Nabi & Hakim
Debora
Juga dikenal sebagai: Debora si Nabiah, Ibu Israel

Nabi & Hakim
Debora — Satu-satunya hakim perempuan dalam Alkitab yang juga seorang nabi—ia memimpin Israel mengalahkan Sisera dan kemudian menyanyikan nyanyian kemenangan yang puitis.
Debora adalah hakim Israel keempat dan satu-satunya perempuan yang memegang jabatan itu. Ia juga seorang nabi yang biasa duduk di bawah pohon kurma di pegunungan Efraim, di mana orang-orang Israel dari seluruh penjuru datang untuk meminta keputusannya. Dalam budaya patriarkal yang kental, otoritasnya diakui dan dihormati tanpa pertanyaan—bukti bahwa Allah memilih pemimpin berdasarkan kepekaan spiritual, bukan jenis kelamin.
Ketika Sisera, panglima Raja Yabin dari Kanaan, menindas Israel dengan sembilan ratus kereta besi selama dua puluh tahun, Debora memanggil Barak bin Abinoam dan menyampaikan perintah Allah untuk berperang.

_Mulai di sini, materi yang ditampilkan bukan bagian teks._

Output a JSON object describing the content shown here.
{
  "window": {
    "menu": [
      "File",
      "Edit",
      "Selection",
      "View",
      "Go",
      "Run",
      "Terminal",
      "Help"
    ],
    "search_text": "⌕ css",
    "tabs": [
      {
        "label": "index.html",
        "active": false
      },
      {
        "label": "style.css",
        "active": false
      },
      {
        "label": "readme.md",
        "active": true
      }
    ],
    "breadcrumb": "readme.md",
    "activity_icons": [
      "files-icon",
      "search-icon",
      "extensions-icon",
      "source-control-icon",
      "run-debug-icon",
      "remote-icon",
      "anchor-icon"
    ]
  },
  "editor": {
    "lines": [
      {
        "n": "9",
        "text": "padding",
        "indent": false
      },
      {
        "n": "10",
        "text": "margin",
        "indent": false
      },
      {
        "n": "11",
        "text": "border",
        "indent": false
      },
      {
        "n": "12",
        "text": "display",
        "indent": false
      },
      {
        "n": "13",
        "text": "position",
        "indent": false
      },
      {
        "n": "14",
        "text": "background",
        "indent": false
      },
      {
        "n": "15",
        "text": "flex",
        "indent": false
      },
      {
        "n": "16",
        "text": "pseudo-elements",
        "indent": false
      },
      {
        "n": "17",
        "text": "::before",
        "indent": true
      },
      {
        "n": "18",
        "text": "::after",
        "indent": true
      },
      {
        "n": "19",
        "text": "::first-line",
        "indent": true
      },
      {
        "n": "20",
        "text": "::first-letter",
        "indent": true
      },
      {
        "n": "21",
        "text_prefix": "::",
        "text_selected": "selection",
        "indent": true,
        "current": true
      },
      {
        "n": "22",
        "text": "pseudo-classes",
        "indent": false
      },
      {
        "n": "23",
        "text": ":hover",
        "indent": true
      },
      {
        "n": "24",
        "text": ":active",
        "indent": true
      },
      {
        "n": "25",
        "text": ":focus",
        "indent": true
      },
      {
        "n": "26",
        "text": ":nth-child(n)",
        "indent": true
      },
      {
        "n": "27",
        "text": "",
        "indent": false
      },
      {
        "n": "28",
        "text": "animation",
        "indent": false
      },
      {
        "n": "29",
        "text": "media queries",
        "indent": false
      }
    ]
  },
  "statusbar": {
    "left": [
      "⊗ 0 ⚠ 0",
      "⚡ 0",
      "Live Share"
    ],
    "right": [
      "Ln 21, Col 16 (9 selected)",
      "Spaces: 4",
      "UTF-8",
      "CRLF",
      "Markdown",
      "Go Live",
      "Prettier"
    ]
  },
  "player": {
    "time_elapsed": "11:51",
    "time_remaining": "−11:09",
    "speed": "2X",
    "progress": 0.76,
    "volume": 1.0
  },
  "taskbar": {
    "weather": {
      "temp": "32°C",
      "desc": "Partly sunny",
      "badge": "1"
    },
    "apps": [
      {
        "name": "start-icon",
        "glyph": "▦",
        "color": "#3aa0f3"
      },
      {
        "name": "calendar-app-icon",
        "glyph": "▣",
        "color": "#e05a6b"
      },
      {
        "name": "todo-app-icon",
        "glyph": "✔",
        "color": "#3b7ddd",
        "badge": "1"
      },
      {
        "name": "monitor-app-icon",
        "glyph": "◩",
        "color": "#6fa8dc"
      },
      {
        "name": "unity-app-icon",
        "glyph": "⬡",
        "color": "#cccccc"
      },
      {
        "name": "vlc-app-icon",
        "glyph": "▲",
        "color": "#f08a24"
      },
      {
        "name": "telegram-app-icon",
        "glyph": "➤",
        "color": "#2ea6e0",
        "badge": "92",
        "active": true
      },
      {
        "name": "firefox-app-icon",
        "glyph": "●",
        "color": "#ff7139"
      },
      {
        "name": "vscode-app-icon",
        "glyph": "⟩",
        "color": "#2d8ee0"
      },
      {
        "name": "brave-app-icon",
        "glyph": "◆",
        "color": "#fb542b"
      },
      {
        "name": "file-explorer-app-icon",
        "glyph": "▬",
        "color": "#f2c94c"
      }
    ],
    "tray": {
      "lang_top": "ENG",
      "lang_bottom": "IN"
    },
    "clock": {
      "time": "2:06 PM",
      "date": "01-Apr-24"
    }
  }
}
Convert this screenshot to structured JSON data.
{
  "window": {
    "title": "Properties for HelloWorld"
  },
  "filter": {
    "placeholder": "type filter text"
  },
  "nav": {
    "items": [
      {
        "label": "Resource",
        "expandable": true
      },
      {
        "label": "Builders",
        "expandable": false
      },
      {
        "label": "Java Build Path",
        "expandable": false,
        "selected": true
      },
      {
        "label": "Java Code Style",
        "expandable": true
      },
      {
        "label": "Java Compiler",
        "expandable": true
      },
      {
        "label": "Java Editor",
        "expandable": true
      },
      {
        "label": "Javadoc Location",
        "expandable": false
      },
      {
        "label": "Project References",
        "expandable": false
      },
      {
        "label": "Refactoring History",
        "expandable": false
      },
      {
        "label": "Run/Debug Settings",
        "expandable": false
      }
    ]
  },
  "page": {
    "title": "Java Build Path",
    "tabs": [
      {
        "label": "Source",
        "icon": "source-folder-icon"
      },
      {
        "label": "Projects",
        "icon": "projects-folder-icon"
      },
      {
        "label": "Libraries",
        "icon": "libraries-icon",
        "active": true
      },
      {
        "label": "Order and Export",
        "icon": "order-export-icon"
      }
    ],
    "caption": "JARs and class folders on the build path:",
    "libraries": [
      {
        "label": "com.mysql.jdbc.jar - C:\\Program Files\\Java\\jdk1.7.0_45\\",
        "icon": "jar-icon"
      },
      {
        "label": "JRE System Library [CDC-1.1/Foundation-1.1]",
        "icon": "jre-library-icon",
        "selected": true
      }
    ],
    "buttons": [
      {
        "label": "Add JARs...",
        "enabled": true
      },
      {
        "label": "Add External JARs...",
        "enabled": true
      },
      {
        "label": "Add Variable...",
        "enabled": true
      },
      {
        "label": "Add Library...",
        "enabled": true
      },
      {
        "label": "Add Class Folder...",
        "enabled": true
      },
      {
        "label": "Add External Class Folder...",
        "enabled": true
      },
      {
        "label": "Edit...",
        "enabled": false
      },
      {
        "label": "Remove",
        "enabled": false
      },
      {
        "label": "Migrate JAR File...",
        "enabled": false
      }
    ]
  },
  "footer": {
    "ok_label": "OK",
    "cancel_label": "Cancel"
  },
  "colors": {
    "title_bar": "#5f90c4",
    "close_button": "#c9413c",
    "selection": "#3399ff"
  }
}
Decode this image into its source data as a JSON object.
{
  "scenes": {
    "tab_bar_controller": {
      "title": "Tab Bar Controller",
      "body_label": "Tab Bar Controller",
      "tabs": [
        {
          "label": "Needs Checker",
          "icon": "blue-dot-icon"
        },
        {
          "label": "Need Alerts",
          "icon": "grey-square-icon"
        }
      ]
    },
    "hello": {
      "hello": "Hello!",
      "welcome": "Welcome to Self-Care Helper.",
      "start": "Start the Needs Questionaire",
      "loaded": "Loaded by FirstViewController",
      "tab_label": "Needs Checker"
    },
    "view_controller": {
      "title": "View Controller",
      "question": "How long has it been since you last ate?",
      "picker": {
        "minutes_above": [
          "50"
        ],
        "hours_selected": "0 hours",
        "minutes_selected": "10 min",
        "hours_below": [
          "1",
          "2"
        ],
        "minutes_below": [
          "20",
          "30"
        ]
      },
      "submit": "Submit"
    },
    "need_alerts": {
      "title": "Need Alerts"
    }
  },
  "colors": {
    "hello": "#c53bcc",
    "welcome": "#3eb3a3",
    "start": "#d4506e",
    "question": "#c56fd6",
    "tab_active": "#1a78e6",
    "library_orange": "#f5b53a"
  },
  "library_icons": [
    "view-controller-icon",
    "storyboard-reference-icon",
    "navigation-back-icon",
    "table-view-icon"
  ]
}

Barak menjawab: 'Jika engkau turut aku, aku akan pergi; tetapi jika engkau tidak turut aku, aku tidak akan pergi.' Debora setuju untuk ikut, namun menambahkan: 'Tetapi kehormatan bagi jalanmu tidak akan ada, sebab Tuhan akan menyerahkan Sisera ke tangan seorang perempuan.' Nubuat itu terbukti ketika Sisera melarikan diri dan dibunuh oleh Yael, seorang perempuan lain.
Setelah kemenangan, Debora dan Barak menyanyikan nyanyian kemenangan bersama (Hakim 5)—salah satu puisi paling awal dalam Alkitab. Debora menyebut dirinya sendiri sebagai 'seorang ibu di Israel.' Di bawah kepemimpinannya, Israel menikmati damai selama empat puluh tahun. Sosok Debora menantang asumsi tentang keterbatasan peran perempuan dan menunjukkan bahwa kepemimpinan sejati lahir dari kepekaan terhadap Allah.